Is this business sustainable in the long-run? Does it allow me to do what I
really want to do with the rest of my life? Is it going to provide me with the
funds I need (now and later)?
As
we come out of the recession and as a little bit of pressure is coming off
businesses so more and more owner-directors, managing directors and CEOs are
starting to question the very fabric of their business and why they as
individuals do what they do. There seem to be more and more people searching
for answers, if only to validate that what they currently do is ticking all the
right boxes.
Businesses are looking to create far more of a well-rounded solution recognising the need to create balance as well as a sustainable future. This requires an understanding of the bigger picture as well as its component parts: aspiring to develop a flourishing team, sales processes, cash-flow and profitability that deliver on the greater goals of the business. It seems that it is no longer just about the profit and the ROI but now there is a desire to create a more complete business that it is more satisfying and rewarding to own and run.

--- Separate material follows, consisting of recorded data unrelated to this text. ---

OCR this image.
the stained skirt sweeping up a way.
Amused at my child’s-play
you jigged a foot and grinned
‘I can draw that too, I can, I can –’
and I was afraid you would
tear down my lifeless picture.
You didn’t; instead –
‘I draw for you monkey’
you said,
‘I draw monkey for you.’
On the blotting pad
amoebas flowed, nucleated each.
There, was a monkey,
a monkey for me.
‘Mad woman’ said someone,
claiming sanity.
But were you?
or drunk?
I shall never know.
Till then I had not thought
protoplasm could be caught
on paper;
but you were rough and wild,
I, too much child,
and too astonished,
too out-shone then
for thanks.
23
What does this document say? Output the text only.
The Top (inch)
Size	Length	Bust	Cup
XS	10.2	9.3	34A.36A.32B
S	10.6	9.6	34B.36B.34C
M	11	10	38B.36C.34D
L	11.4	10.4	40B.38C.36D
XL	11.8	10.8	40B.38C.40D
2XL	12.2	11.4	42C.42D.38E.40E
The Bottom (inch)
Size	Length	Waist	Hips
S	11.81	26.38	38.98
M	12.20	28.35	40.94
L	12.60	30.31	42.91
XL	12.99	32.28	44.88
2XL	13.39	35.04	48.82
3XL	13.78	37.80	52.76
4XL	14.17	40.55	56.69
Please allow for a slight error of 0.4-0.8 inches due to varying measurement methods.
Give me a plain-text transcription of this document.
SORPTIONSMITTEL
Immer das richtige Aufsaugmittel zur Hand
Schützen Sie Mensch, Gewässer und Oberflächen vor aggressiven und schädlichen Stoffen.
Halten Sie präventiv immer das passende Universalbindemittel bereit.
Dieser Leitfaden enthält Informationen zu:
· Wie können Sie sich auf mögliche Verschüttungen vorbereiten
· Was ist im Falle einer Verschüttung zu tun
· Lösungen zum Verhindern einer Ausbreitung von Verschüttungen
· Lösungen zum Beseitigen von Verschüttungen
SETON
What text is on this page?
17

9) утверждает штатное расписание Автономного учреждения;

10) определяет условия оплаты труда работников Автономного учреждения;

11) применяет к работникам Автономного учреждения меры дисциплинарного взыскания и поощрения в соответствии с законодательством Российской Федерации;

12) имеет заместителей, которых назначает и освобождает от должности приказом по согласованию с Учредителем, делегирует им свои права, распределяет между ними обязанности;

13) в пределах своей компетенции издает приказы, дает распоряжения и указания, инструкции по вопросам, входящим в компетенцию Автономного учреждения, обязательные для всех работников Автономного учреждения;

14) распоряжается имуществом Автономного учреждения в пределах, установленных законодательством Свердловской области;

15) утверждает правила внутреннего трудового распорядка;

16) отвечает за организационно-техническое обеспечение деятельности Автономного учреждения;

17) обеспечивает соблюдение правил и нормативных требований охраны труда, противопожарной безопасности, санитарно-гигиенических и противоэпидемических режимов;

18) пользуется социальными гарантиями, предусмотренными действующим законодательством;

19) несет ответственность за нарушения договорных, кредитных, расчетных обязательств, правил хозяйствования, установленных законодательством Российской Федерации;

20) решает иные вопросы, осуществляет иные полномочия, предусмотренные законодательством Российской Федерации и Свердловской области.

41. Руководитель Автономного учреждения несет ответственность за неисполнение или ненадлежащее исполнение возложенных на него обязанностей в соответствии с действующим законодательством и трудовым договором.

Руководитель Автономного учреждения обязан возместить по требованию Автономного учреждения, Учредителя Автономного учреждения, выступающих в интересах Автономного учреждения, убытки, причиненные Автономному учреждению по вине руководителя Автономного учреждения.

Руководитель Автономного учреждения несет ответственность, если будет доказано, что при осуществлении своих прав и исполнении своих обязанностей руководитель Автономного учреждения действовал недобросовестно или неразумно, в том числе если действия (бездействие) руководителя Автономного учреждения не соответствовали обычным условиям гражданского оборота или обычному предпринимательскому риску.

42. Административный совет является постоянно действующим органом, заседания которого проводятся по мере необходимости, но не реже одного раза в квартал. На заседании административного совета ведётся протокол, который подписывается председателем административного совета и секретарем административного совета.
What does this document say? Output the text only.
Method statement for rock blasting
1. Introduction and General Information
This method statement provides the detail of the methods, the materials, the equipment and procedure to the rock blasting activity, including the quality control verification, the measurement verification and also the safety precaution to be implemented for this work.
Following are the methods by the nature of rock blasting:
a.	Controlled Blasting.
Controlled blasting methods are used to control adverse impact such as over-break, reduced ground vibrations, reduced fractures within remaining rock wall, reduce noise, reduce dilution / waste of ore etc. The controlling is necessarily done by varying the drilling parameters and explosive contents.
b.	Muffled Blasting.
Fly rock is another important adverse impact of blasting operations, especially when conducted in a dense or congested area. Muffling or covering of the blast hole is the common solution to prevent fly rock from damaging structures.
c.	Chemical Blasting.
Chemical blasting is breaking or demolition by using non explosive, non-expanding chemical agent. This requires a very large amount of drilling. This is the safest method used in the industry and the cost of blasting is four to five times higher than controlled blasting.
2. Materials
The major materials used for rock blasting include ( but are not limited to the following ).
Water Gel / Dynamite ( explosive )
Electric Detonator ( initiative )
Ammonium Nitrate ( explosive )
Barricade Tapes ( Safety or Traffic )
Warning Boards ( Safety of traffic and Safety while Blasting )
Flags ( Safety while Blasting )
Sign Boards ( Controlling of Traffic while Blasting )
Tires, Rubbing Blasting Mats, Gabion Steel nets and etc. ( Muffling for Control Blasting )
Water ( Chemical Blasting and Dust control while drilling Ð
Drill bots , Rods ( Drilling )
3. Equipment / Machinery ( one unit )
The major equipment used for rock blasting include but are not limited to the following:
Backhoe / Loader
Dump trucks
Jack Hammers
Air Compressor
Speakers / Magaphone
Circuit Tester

The owner-director may have been duped into
parting with their own hard-earned cash in the past; the last thing they need right
now is another guru with a magic wand.
While a dramatic transformation, a radical revolution in how one does business may sound exciting (re-stimulating the passion and excitement of the old days), the wise owner-directors realise that what they probably need is a more delicate and evolutionary approach to growing and developing the business. The quest for explosive sales results is replaced with a desire to achieve sustainable growing profit.
The
owner-director is very different from
the smaller, owner-manager.
They have too much to lose (the nice car, home and
holidays that come with painstakingly nurturing and growing a business) and
they are no fools. What they are looking for is far-more considered support
from people who have a mix of: been-there-done-it expertise, grey-haired
wisdom, background credibility and the ability to communicate and assist. At
this point in the business, one is looking for support in the long game,
recognising the benefit of consistent and constant improvements (3% here and 4%
there) that will create an engine for growth.